She has written about something she knows intimately on several different levels. As she reflected on “The Two Liminalities of War” in Neither Here nor There: The Many Voices of Liminality, she did so as a seasoned, twice deployed Marine to Iraq. She knew first hand the liminality of being downrange. And she knew the liminality of returning to a civilian culture that can seem incredibly alienating. Though our military service personnel are extraordinarily prepared to go to war these days, the same success cannot be claimed for homecoming and reintegration. New ways must be found to give the same degree of success in addressing reintegration stress and actually preparing for it with resiliency cultivation. She writes:
“A major reason why service members avoid treatment is that recommendations to seek it often come from civilian mental heath providers. Because warrior cultures have their own temperaments, members are typically exclusive and mistrustful of outsiders with different life experiences. The military is an insular world, and well-intentioned providers are simply not a part of it. Research has shown that after deployments, service members separating from active duty feel incredibly disconnected from civilians.

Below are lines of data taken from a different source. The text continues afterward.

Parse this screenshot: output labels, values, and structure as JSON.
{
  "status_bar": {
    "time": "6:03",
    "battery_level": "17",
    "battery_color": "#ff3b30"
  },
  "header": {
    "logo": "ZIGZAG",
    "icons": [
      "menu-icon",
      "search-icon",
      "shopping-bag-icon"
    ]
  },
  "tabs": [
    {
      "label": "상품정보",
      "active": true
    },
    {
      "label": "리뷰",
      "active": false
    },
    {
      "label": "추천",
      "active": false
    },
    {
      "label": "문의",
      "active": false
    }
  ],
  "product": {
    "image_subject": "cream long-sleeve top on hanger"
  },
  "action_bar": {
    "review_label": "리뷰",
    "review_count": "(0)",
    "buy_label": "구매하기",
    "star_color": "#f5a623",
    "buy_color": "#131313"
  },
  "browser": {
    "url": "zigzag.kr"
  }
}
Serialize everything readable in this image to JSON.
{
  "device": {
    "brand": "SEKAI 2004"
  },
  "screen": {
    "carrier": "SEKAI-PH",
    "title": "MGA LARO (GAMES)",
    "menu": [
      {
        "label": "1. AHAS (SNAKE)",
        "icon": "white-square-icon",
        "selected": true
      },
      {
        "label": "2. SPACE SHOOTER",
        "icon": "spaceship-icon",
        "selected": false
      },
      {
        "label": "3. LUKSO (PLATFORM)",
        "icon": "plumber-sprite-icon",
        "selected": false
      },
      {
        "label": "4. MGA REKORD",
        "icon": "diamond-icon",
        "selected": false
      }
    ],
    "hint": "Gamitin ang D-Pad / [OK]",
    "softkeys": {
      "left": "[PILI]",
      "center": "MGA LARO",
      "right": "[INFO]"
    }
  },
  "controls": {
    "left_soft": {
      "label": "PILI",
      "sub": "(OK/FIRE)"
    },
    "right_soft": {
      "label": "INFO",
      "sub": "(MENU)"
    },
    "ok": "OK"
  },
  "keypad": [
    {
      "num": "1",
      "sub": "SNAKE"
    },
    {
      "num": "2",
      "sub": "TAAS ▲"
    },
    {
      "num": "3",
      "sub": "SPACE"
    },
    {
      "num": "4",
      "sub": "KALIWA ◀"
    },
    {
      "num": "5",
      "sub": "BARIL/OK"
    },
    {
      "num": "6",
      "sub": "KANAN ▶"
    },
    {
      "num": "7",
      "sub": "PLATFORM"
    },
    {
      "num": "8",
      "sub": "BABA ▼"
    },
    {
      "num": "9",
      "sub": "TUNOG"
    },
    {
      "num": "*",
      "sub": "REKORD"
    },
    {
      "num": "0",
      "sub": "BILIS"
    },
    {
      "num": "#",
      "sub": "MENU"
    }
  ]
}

The way back for warriors in our own time parallels ancient rites of passage. We need to re-establish our sense of community and belonging, the role of ritual elders to transition the warrior home, spiritual resources for purification and healing of the soul, opportunities for story-telling, and we need to improve the general population’s understanding and awareness of the warrior’s journey. In this way, the inevitable liminality of war may avoid becoming permanent, and what should be the solace of homecoming may not become a second liminaity – sometimes deadlier than the first.”